フリーメイスンが光を求めて外へ向かうのに対し、洪門は天心を求めて内へ沈潜します。
つまり、前者は「理性の貴族」、後者は「道義の王族」といえるでしょう。
今日、世界は再び混迷の時代に入っております。
価値観は分裂し、人の心は利害に曇り、真のリーダーシップが見えなくなっております。
このような時こそ、洪門が受け継いできた「義による統治」の精神が求められております。
権力でも血統でもなく、信義によって人を導く——それこそが洪門王族のあり方でございます。
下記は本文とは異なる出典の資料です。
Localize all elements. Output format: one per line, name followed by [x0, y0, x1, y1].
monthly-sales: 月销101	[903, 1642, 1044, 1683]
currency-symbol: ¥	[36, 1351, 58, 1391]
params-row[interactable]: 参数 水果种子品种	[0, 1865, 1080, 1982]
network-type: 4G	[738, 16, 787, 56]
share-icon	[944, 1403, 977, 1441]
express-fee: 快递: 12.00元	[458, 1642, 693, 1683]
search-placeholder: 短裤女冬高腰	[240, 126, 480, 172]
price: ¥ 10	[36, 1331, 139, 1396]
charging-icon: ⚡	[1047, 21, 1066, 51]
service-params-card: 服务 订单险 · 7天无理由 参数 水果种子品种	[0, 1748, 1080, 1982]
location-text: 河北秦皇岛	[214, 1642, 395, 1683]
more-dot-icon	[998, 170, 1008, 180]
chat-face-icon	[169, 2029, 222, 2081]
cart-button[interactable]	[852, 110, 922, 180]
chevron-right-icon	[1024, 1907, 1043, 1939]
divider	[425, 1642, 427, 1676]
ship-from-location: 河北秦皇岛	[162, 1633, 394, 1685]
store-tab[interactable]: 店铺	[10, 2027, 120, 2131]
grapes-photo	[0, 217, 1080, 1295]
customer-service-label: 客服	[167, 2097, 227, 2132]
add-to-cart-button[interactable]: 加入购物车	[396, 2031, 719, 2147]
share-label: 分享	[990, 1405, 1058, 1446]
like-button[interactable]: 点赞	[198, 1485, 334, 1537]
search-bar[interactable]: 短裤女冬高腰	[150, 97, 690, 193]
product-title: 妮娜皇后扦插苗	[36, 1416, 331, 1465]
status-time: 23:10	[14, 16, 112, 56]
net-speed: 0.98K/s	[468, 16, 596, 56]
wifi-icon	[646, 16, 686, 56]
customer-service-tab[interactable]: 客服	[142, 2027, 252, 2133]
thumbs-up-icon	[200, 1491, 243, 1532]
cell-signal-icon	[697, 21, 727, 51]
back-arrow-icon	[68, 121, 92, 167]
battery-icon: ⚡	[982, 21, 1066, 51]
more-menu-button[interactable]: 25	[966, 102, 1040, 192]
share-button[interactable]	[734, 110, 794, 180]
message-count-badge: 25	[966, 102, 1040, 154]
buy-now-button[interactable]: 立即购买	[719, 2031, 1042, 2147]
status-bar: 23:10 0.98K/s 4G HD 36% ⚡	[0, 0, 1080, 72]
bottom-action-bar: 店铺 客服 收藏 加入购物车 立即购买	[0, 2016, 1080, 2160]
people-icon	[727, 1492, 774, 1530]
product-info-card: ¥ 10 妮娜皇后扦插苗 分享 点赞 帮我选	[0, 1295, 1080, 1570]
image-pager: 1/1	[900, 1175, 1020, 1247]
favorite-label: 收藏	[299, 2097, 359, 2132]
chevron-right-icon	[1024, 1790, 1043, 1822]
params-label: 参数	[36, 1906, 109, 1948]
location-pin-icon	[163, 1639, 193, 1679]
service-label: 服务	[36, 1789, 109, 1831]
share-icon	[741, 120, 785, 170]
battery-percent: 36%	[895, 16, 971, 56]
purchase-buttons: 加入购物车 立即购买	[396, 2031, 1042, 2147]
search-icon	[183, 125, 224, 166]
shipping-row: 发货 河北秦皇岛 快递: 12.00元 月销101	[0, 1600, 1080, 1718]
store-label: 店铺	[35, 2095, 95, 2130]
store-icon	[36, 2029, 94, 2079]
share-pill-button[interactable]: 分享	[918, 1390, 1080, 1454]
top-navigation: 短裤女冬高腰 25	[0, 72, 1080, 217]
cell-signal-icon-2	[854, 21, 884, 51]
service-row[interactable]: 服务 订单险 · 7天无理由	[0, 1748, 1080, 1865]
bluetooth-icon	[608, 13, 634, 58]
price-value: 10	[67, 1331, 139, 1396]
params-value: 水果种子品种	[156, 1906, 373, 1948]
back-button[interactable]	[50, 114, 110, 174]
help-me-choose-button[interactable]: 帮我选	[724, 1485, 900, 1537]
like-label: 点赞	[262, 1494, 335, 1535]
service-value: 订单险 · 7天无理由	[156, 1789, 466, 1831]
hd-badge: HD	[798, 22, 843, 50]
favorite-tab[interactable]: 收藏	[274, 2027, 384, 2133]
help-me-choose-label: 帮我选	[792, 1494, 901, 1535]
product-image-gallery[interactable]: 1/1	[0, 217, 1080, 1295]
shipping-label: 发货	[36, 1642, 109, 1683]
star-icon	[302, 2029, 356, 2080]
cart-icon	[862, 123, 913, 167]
欧州貴族が形式を失い、フリーメイスンが理念を薄めつつある今、洪門こそが人類の「精神貴族」としての責務を再び担う時が来ているのです。
王冠は頭上にあるのではなく、心の中にございます。
義をもって民を思い、信をもって友を結び、天を畏れ地を敬う。
それこそが洪門王族の証であり、天地敬愛の教えの体現でございます。
時代は、「血統による王ではなく、義による王。」を求めています。
その歩みは静かでありながら、永遠に絶えぬ灯なのでございます。